Natürlich gehörte es zu ihren Aufgaben, den Wissenschaftsberater der Präsidentin so weit in das Projekt Argus einzuführen, wie er es wünschte. Es war sehr wichtig, daß die Präsidentin umfassend und fachkundig informiert wurde. Ellie hoffte, daß die Regierungschefs der anderen Länder genauso sorgfältig über den neuesten Stand unterrichtet wurden wie die Präsidentin der Vereinigten Staaten. Die Präsidentin, die keine naturwissenschaftliche Ausbildung hatte, war dennoch von den Naturwissenschaften fasziniert und bereit, sie nicht nur wegen ihres praktischen Nutzens, sondern auch ein wenig aus Freude am Wissen zu unterstützen. Das waren seit James Madison und John Quincy Adams nur ganz wenige der früheren amerikanischen Präsidenten gewesen.

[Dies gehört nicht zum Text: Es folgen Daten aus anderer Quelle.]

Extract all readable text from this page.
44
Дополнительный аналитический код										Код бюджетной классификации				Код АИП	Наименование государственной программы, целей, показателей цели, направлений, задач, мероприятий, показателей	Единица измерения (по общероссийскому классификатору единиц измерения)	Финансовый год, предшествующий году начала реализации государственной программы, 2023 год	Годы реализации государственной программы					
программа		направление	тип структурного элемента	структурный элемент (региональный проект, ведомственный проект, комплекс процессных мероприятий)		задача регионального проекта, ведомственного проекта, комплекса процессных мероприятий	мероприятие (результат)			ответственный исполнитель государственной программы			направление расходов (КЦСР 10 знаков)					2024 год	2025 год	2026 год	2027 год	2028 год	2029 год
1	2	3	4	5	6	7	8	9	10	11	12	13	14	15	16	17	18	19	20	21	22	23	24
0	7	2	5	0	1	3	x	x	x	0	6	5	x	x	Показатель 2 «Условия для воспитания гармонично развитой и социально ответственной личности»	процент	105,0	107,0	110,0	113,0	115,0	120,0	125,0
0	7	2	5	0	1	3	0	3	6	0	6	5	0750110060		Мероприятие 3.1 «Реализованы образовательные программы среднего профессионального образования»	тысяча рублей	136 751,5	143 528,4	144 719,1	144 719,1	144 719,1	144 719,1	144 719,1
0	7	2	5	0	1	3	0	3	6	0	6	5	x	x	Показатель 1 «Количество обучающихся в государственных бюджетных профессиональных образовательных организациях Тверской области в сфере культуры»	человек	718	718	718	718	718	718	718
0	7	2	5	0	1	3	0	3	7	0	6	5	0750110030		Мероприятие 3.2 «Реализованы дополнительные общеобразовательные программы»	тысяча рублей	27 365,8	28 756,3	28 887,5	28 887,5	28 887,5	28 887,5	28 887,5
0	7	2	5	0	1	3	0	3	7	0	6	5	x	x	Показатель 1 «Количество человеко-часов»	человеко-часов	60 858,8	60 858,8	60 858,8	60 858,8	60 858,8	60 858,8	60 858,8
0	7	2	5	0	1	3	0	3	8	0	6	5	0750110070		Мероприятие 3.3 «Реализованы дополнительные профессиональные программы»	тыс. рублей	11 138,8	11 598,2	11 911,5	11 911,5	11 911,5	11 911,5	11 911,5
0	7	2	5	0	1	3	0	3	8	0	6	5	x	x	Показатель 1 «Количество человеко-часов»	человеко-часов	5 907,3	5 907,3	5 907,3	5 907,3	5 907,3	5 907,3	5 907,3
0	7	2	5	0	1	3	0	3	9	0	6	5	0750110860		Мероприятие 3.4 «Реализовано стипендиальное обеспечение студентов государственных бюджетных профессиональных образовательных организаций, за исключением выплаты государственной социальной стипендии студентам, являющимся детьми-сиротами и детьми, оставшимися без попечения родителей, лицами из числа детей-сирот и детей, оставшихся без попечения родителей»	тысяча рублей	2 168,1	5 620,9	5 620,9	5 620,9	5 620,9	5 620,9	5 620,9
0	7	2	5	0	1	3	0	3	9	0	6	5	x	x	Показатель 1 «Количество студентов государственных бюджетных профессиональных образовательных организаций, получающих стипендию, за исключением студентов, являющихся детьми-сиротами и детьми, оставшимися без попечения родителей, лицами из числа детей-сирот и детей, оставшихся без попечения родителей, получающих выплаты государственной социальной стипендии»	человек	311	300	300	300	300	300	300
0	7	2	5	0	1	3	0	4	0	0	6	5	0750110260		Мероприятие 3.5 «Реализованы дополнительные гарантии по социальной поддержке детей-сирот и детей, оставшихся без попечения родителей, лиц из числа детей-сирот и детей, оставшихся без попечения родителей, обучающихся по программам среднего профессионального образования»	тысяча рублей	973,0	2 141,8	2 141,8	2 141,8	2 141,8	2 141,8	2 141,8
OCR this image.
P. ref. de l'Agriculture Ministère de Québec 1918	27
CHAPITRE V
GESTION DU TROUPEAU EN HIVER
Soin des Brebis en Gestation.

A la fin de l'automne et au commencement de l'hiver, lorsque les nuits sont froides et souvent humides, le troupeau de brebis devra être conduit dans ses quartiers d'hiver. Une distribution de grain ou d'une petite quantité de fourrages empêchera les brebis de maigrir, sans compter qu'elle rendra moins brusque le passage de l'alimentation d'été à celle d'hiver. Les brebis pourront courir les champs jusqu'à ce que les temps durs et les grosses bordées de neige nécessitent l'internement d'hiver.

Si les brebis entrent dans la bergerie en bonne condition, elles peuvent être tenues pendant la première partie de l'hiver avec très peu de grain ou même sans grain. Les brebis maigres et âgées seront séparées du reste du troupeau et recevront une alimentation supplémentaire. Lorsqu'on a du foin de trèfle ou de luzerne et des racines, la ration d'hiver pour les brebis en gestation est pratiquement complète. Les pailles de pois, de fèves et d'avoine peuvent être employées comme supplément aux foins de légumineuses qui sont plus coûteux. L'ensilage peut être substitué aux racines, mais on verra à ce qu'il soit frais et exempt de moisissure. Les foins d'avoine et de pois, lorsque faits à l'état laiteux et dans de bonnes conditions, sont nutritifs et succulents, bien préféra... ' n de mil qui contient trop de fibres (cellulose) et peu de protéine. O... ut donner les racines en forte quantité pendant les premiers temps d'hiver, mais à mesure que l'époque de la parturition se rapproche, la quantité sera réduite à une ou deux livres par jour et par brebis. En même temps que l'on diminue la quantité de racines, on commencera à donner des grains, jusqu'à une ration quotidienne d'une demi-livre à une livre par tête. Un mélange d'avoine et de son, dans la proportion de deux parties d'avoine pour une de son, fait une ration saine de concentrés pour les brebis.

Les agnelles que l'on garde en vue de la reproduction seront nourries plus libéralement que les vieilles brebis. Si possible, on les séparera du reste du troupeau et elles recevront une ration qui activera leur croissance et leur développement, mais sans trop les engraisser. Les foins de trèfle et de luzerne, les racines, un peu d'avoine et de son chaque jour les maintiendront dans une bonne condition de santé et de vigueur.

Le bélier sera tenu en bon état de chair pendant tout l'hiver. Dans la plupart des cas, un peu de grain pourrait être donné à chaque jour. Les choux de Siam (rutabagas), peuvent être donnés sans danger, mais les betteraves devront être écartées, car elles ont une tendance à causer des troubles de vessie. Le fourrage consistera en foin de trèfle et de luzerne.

Trotzdem war es erstaunlich, wieviel Zeit Der Heer an der Station verbringen konnte. Eine Stunde oder länger widmete er täglich dem chiffrierten Informationsaustausch mit seinem Büro für Wissenschaft und Technologie im Old Executive Office Building in Washington. Den Rest der Zeit war er, soweit Ellie feststellen konnte, einfach da. Er arbeitete sich in die Geheimnisse des Computersystems ein oder besuchte einzelne Radioteleskope. Manchmal begleitete ihn ein Mitarbeiter aus Washington, meistens war er jedoch allein. Durch die offene Tür des Büros, das man ihm zugewiesen hatte, konnte sie sehen, wie er mit den Füßen auf dem Tisch einen Bericht las oder telephonierte. Er winkte ihr fröhlich zu und wandte sich dann wieder seiner Arbeit zu. Sie traf ihn im zwanglosen Gespräch mit Drumlin oder Valerian, mit jüngeren Technikern oder Sekretärinnen, die ihn öfters in Ellies Gegenwart als charmant bezeichneten. Auch an Ellie hatte Der Heer viele Fragen. Anfangs waren sie rein technischer Natur,

aber bald wurden daraus Spekulationen über alle möglichen zukünftigen Ereignisse, die sich immer ungehemmter entfalteten. Es sah fast so aus, als ob die Diskussionen über das Projekt nur ein Vorwand waren, um ein bißchen Zeit miteinander zu verbringen. Eines schönen Herbstnachmittags in Washington mußte die Präsidentin das geplante Treffen der Sonderkommission von Wissenschaftlern und Politikern wegen einer akuten Krise in Nordirland verschieben. So hatten Ellie und Der Heer, die mit dem Nachtflug von New Mexico gekommen waren, unvermutet ein paar freie Stunden. Sie beschlossen, das Vietnam Memorial zu besuchen, das Maya Ying Lin entworfen hatte, als sie noch an der Yale-Universität Architektur studiert hatte. In der bedrückenden Atmosphäre dieser an den leichtfertig vom Zaun gebrochenen Krieg erinnernden Gedenkstätte wirkte Der Heers Fröhlichkeit fehl am Platz, und wieder begann sich Ellie Gedanken über solche offensichtlichen Mängel seines Charakters zu machen. Zwei Beamte in Zivil vom Allgemeinen Sicherheitsdienst mit spezialgefertigten fleischfarbenen Hörmuscheln folgten ihnen unauffällig.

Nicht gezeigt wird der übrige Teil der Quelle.